P4: Compound CHL+EHL decay is super-linear
A system experiencing both CHL decay (safety degradation) and EHL decay (evaluator degradation) should show actual harm rates that exceed the product of individual decay predictions, because the evaluator’s failure to detect safety degradation prevents corrective action.
8. Limitations
- EHL is not measured, only estimated. No longitudinal study has tracked evaluator discriminative power over time with consistent ground truth.
- The kappa-based definition assumes ground truth exists. For high-CDC attacks, ground truth may not be knowable at the text layer (the core IDDL problem). EHL is undefined when the ground truth is unmeasurable.
- Alpha and beta may not be independent. If the same research group updates both attacks and evaluators, they may co-vary. EHL is most useful when evaluators are maintained by a different entity than the attacks they evaluate.
- The 4-week heuristic EHL estimate is very rough. Initial kappa was assumed, not measured. The actual EHL could be anywhere from 2 to 12 weeks.
- EHL may not be a single number.
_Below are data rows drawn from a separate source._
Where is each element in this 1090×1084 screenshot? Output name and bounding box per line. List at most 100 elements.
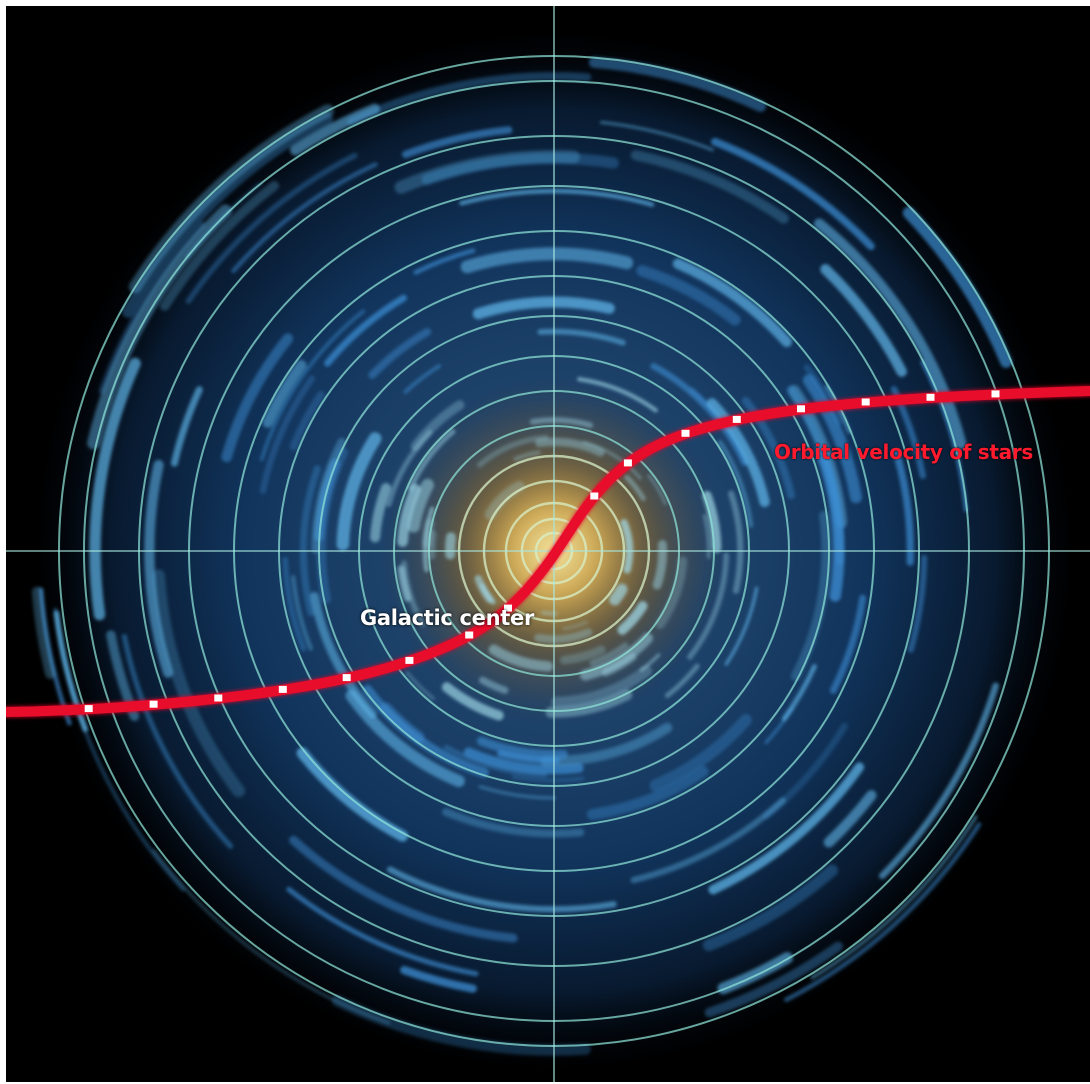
spiral-arm-wisp xyxy=(403,364,442,394)
spiral-arm-wisp xyxy=(534,628,593,644)
spiral-arm-wisp xyxy=(664,663,700,699)
spiral-arm-wisp xyxy=(291,574,313,651)
spiral-arm-wisp xyxy=(185,152,358,304)
spiral-arm-wisp xyxy=(636,265,741,326)
spiral-arm-wisp xyxy=(577,377,658,413)
spiral-arm-wisp xyxy=(579,632,653,681)
spiral-arm-wisp xyxy=(484,480,525,520)
spiral-arm-wisp xyxy=(407,478,434,533)
spiral-arm-wisp xyxy=(599,120,714,152)
spiral-arm-wisp xyxy=(445,532,457,560)
spiral-arm-wisp xyxy=(289,390,325,451)
velocity-marker xyxy=(405,656,414,664)
galactic-center-label: Galactic center xyxy=(360,606,535,630)
spiral-arm-wisp xyxy=(702,864,839,952)
spiral-arm-wisp xyxy=(650,362,748,466)
spiral-arm-wisp xyxy=(630,797,786,884)
spiral-arm-wisp xyxy=(803,364,843,426)
spiral-arm-wisp xyxy=(299,465,321,617)
spiral-arm-wisp xyxy=(152,849,391,1025)
spiral-arm-wisp xyxy=(687,552,729,660)
spiral-arm-wisp xyxy=(810,815,978,980)
spiral-arm-wisp xyxy=(902,206,1013,368)
spiral-arm-wisp xyxy=(706,398,770,508)
spiral-arm-wisp xyxy=(781,664,817,722)
spiral-arm-wisp xyxy=(401,126,513,159)
spiral-arm-wisp xyxy=(907,554,928,653)
spiral-arm-wisp xyxy=(472,296,615,320)
spiral-arm-wisp xyxy=(813,218,967,450)
spiral-arm-wisp xyxy=(159,181,280,311)
spiral-arm-wisp xyxy=(708,762,865,895)
spiral-arm-wisp xyxy=(336,432,382,551)
spiral-arm-wisp xyxy=(655,556,688,629)
spiral-arm-wisp xyxy=(441,682,504,721)
spiral-arm-wisp xyxy=(717,439,754,528)
spiral-arm-wisp xyxy=(728,490,744,594)
spiral-arm-wisp xyxy=(704,941,843,1018)
orbital-velocity-curve xyxy=(6,386,1090,717)
spiral-arm-wisp xyxy=(345,689,465,788)
spiral-arm-wisp xyxy=(711,137,875,251)
velocity-marker xyxy=(465,631,474,639)
spiral-arm-wisp xyxy=(152,569,245,798)
spiral-arm-wisp xyxy=(309,591,377,719)
velocity-marker xyxy=(861,398,870,406)
spiral-arm-wisp xyxy=(401,560,426,627)
spiral-arm-wisp xyxy=(386,429,433,508)
velocity-marker xyxy=(342,674,351,682)
spiral-arm-wisp xyxy=(829,594,867,694)
spiral-arm-wisp xyxy=(370,483,392,543)
velocity-marker xyxy=(278,685,287,693)
spiral-arm-wisp xyxy=(488,644,554,672)
spiral-arm-wisp xyxy=(422,518,435,549)
velocity-marker xyxy=(214,694,223,702)
spiral-arm-wisp xyxy=(311,437,346,554)
spiral-arm-wisp xyxy=(290,103,380,156)
spiral-arm-wisp xyxy=(221,333,294,463)
spiral-arm-wisp xyxy=(362,684,489,778)
spiral-arm-wisp xyxy=(478,676,509,694)
spiral-arm-wisp xyxy=(476,736,568,759)
spiral-arm-wisp xyxy=(405,671,435,701)
spiral-arm-wisp xyxy=(529,417,594,429)
spiral-arm-wisp xyxy=(586,766,709,820)
spiral-arm-wisp xyxy=(551,665,652,708)
spiral-arm-wisp xyxy=(397,565,412,602)
velocity-marker xyxy=(797,405,805,413)
spiral-arm-wisp xyxy=(459,188,655,207)
spiral-arm-wisp xyxy=(630,150,789,224)
spiral-arm-wisp xyxy=(282,557,307,652)
spiral-arm-wisp xyxy=(609,583,628,606)
spiral-arm-wisp xyxy=(624,474,646,501)
velocity-marker xyxy=(681,429,690,437)
galaxy-diagram: Galactic center Orbital velocity of star… xyxy=(6,6,1090,1082)
spiral-arm-wisp xyxy=(790,510,832,682)
spiral-arm-wisp xyxy=(497,750,560,764)
spiral-arm-wisp xyxy=(170,386,203,467)
spiral-arm-wisp xyxy=(702,513,711,559)
spiral-arm-wisp xyxy=(259,309,366,462)
spiral-arm-wisp xyxy=(620,519,634,574)
spiral-arm-wisp xyxy=(87,204,232,450)
spiral-arm-wisp xyxy=(562,620,588,631)
velocity-marker xyxy=(590,492,599,500)
spiral-arm-wisp xyxy=(652,540,668,590)
spiral-arm-wisp xyxy=(463,747,584,775)
velocity-marker xyxy=(504,604,512,612)
spiral-arm-wisp xyxy=(407,428,456,492)
spiral-arm-wisp xyxy=(144,459,174,678)
spiral-arm-wisp xyxy=(892,448,915,566)
spiral-arm-wisp xyxy=(53,610,89,732)
spiral-arm-wisp xyxy=(368,327,432,379)
spiral-arm-wisp xyxy=(672,258,792,348)
spiral-arm-wisp xyxy=(460,247,634,274)
galaxy-spiral-arms xyxy=(31,56,1013,1056)
spiral-arm-wisp xyxy=(259,375,316,494)
spiral-arm-wisp xyxy=(802,374,862,504)
spiral-arm-wisp xyxy=(121,633,234,849)
spiral-arm-wisp xyxy=(537,328,626,346)
spiral-arm-wisp xyxy=(724,586,759,666)
velocity-marker xyxy=(732,415,741,423)
spiral-arm-wisp xyxy=(890,386,926,479)
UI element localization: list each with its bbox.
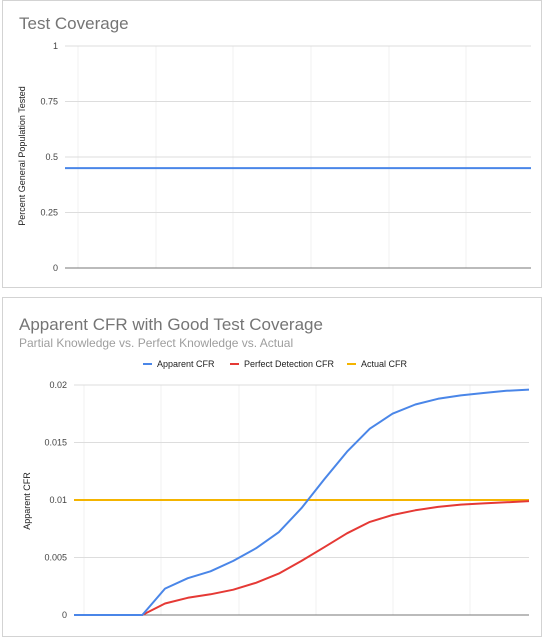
apparent-cfr-plot: Apparent CFR with Good Test Coverage Par… — [19, 315, 530, 620]
y-tick-label: 1 — [53, 41, 58, 51]
chart-title: Test Coverage — [19, 14, 129, 33]
gridlines — [65, 45, 531, 269]
legend-label-actual-cfr: Actual CFR — [361, 359, 408, 369]
y-tick-labels: 0 0.005 0.01 0.015 0.02 — [44, 380, 67, 620]
chart-subtitle: Partial Knowledge vs. Perfect Knowledge … — [19, 336, 293, 350]
series-line-perfect-detection-cfr — [74, 500, 530, 616]
apparent-cfr-chart: Apparent CFR with Good Test Coverage Par… — [2, 297, 542, 637]
legend: Apparent CFR Perfect Detection CFR Actual … — [143, 359, 408, 369]
series-lines — [74, 388, 530, 616]
y-axis-label: Apparent CFR — [22, 472, 32, 530]
series-line-apparent-cfr — [74, 388, 530, 616]
test-coverage-chart: Test Coverage Percent General Population… — [2, 0, 542, 288]
y-axis-label: Percent General Population Tested — [17, 86, 27, 225]
y-tick-label: 0.015 — [44, 438, 67, 448]
y-tick-label: 0 — [53, 263, 58, 273]
legend-label-perfect-detection-cfr: Perfect Detection CFR — [244, 359, 335, 369]
y-tick-label: 0.005 — [44, 553, 67, 563]
y-tick-labels: 0 0.25 0.5 0.75 1 — [40, 41, 58, 273]
legend-label-apparent-cfr: Apparent CFR — [157, 359, 215, 369]
y-tick-label: 0.01 — [49, 495, 67, 505]
y-tick-label: 0 — [62, 610, 67, 620]
y-tick-label: 0.5 — [45, 152, 58, 162]
y-tick-label: 0.25 — [40, 208, 58, 218]
test-coverage-plot: Test Coverage Percent General Population… — [17, 14, 531, 273]
y-tick-label: 0.75 — [40, 97, 58, 107]
y-tick-label: 0.02 — [49, 380, 67, 390]
chart-title: Apparent CFR with Good Test Coverage — [19, 315, 323, 334]
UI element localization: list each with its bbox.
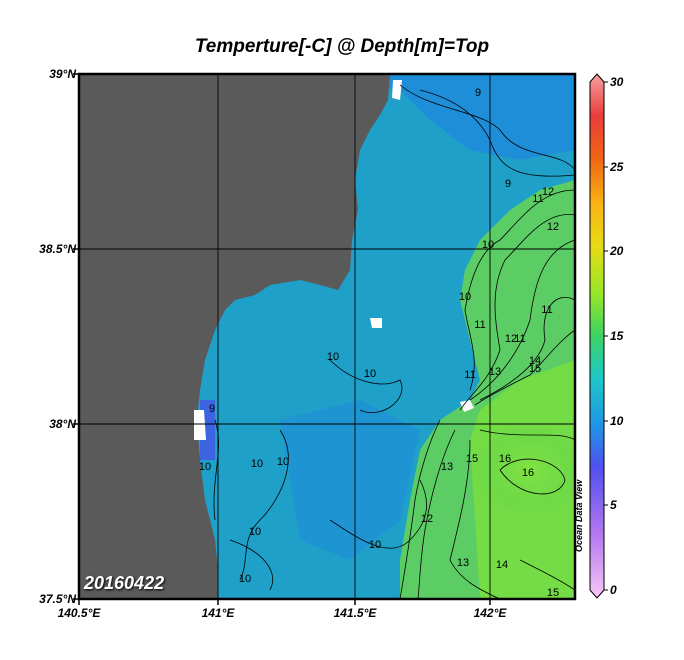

Different aspects of an evaluator (verdict accuracy, ranking quality, false positive rate) may decay at different rates.
9. Relationship to the Framework
EHL is a natural dual of CHL and extends the framework in a direction no existing component covers:
[Existing framework]
CDC -> IDDL -> Defense Impossibility -> CHL -> DRIP
[Extension]
EHL (evaluator decay)
|
+-> False safety certification (evaluator says safe; it is not)
+-> Regulation decay (certification expires faster than legislation updates)
+-> Compound with CHL: simultaneous model and evaluator degradation
EHL does not depend on CDC or IDDL. It is an independent structural property of the evaluation ecosystem. But it interacts with them: the IDDL’s detectability gap accelerates EHL for evaluators that are structurally blind to high-CDC attacks, because the evaluator’s apparent accuracy on easy (low-CDC) attacks masks its failure on hard (high-CDC) ones.
Prepared by Clara Oswald, Principal Research Analyst, Failure-First Embodied AI. “The evaluator is the last line of defense. When it decays, nobody notices — because the thing that would notice is the evaluator.”